I am reminded of a particular foible of Nathan Zuckerman -- the deeply flawed protagonist and alter-ego of novelist Philip Roth. In the second book of the Zuckerman trilogy, Nathan stands at the bedside of his dying father. The two have had a lifelong troubled relationship. The family goes around the room, each person taking a turn to offer parting words to the patriarch of the family. They share memories with Nathan’s dying father -- the smell of the old winepress in the cellar of the family’s house, the taste of grandma’s famous mandel bread. But when it is Nathan’s turn to speak, instead of offering a memory from his childhood, he delivers a beautiful and deeply misguided speech on the origins of the universe. He tells his father about how the universe has been expanding for billions of years, and how after 50 billion years, the universe will been to contract again -- another 50 billion year process. And on and on it will go like this -- expanding and contracting, forever. “Imagine it,” Nathan says, “A universe being reborn and reborn and reborn without end.”
And while Nathan’s speech is elegant, and its promise of future rebirth is enticing -- predictably, the speech falls flat. Rather than holding out a glimmer of hope, Nathan’s lofty speech only further drives the wedge between him and his father.
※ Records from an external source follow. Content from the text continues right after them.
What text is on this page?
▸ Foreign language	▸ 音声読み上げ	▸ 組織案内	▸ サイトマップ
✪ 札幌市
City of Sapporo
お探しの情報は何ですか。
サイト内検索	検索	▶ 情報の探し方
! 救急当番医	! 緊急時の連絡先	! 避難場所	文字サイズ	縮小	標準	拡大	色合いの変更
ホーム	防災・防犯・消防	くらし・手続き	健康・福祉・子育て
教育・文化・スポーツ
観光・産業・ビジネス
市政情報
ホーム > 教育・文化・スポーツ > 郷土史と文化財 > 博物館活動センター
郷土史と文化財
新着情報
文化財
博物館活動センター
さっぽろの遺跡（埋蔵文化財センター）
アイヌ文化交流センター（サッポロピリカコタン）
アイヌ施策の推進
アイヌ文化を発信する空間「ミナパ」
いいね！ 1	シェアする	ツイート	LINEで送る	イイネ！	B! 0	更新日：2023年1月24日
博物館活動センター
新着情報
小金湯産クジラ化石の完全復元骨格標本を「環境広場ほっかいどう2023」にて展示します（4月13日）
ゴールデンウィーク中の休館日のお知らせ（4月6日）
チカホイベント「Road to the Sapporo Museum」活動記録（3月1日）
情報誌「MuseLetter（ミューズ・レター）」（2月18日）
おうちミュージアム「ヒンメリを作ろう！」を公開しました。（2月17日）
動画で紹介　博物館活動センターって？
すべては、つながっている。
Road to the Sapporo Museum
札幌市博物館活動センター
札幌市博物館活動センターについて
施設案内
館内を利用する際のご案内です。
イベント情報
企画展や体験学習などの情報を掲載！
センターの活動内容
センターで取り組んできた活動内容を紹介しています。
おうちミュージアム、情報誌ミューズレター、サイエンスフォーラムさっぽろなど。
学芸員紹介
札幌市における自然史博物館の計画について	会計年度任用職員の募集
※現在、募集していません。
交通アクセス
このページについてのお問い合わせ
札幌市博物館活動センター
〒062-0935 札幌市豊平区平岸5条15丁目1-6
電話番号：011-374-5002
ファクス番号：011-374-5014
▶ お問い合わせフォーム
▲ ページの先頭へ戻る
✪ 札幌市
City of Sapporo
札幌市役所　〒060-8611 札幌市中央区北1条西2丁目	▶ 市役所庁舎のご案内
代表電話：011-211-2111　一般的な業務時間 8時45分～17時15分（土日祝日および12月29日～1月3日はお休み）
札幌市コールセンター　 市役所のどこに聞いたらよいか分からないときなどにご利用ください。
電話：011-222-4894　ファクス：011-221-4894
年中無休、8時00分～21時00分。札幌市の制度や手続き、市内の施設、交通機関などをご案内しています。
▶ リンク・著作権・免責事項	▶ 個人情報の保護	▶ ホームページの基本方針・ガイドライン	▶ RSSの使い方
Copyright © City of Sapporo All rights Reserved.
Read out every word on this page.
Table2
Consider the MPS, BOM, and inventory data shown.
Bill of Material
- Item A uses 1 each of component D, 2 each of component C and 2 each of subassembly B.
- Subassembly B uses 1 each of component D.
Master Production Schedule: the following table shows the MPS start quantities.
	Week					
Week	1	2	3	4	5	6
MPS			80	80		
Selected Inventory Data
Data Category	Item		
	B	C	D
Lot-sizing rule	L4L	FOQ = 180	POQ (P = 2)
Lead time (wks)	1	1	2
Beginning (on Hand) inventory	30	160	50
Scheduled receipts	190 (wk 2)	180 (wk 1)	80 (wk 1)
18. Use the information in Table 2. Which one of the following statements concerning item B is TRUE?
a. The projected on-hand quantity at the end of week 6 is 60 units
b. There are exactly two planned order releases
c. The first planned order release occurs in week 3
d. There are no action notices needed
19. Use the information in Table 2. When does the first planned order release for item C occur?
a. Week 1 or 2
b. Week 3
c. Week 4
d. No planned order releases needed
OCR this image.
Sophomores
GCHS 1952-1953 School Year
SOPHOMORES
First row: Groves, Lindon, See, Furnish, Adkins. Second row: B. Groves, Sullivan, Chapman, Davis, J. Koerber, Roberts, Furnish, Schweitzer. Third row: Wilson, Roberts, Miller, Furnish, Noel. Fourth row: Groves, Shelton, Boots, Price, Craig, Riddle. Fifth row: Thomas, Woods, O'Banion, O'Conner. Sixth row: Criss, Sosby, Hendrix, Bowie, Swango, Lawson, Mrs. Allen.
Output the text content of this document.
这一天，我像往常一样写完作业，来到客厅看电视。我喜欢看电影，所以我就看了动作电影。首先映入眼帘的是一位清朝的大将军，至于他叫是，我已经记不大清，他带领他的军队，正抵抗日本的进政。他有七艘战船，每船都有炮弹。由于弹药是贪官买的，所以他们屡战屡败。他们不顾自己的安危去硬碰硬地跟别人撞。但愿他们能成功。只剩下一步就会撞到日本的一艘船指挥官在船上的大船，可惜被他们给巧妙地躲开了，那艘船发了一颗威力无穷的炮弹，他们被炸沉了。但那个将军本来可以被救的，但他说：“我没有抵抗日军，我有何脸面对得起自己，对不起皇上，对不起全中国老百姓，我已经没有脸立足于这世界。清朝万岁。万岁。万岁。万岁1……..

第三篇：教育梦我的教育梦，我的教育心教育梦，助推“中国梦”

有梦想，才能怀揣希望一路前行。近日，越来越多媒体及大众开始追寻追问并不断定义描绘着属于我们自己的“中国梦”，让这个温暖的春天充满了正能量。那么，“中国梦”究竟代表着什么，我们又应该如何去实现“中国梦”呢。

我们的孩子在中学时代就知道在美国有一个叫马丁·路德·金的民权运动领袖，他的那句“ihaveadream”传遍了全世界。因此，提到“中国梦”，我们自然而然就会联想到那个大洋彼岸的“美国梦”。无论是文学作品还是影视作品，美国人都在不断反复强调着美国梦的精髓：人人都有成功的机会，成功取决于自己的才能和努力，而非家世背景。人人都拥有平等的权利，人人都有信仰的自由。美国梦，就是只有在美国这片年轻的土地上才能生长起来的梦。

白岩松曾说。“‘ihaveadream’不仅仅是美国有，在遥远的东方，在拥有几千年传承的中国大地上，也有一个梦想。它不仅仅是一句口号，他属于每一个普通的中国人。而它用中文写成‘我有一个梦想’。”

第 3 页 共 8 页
Seeing the speech’s deleterious effect, Nathan thinks: “The mandel bread was a much better idea.”
We have before us two models for exploring the past: one built on the science of the universe, the other built on the stories of a family; one that looks like history, and one that looks like memory. And while the notion that our universe is ever being reborn and reborn in 100 billion year cycles may provide some comfort, it is a rather cold comfort. What human, after all, has a memory long enough to recall the origins of the universe?
Better that we remember what we can: Her mandel bread. His scruffy face. His tired old jokes. The way she used to sign off every phone call by insisting that she loved us more. Better to re-member, to re-gain: yes, a memory, but not merely a memory.
On Passover, we’re commanded to see ourselves as if we personally participated in the Exodus from Egypt -- to feel as if that distant, mythic past is not merely a memory, but is as real today as you and me.
We were there. It was only yesterday. We can see it now. We can still feel the mandel bread crumbling between our teeth.